By MO JINGXI | China Daily Global | Updated: 2024-05-16 09:11

An aerial drone photo taken on May 13, 2024 shows the vessel "China Coast Guard (CCG) 3502" carrying out replenishment for other vessels in the South China Sea. [Photo/Xinhua]

China has warned the Philippines not to abuse its goodwill arrangement that allows Filipinos to fish with small boats in designated waters near China's Huangyan Island in the South China Sea.

"If the Philippine side abuses China's goodwill, we will take countermeasures in accordance with the law," Foreign Ministry spokesman Wang Wenbin said at a regular news briefing on Wednesday in Beijing.

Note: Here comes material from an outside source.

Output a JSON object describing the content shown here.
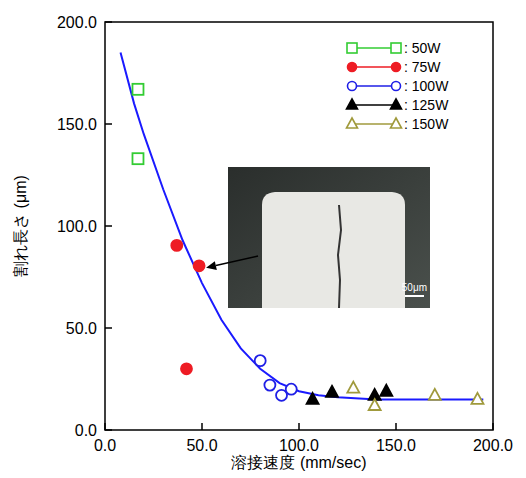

The remarks came as about 200 Filipinos on board five commercial fishing vessels sailed on Wednesday toward the island, over which, with its adjacent waters, China has indisputable sovereignty.

The trip was led by a group called Atin Ito (This is Ours), about two weeks after the China Coast Guard took necessary measures and expelled a Philippine Coast Guard vessel and another official vessel entering the waters of Huangyan Island without permission.

The China Coast Guard said on Wednesday that Philippine vessels illegally entered Chinese waters in the South China Sea, and it conducted normalized law enforcement activities in adjacent waters off Huangyan Island.

According to the goodwill arrangement made in 2016, fishing by Philippine fishers in designated areas off Huangyan Island is not an issue, but the arrangement requires that the Armed Forces of the Philippines, Philippine Coast Guard and other Philippine government vessels and aircraft refrain from entering the 12 nautical miles and corresponding airspace of the island.

However, the arrangement was unilaterally disrupted by the current Philippine administration who dispatched its coast guard ships and official vessels to intrude a number of times into waters within 12 nautical miles of Huangyan Island and encouraged Filipino fishers to challenge the arrangement to help promote its political agenda.

As the Chinese side has repeatedly said, the real cause of heightened tensions in the South China Sea over the past year is the Philippine administration's unilaterally abandoning previous agreement and understanding between the two sides.

"Huangyan Island has always been China's territory," Wang said. "If the Philippines infringes on China's territorial sovereignty and jurisdiction, China will defend its rights in accordance with the law. The relevant responsibilities and consequences are entirely borne by the Philippine side."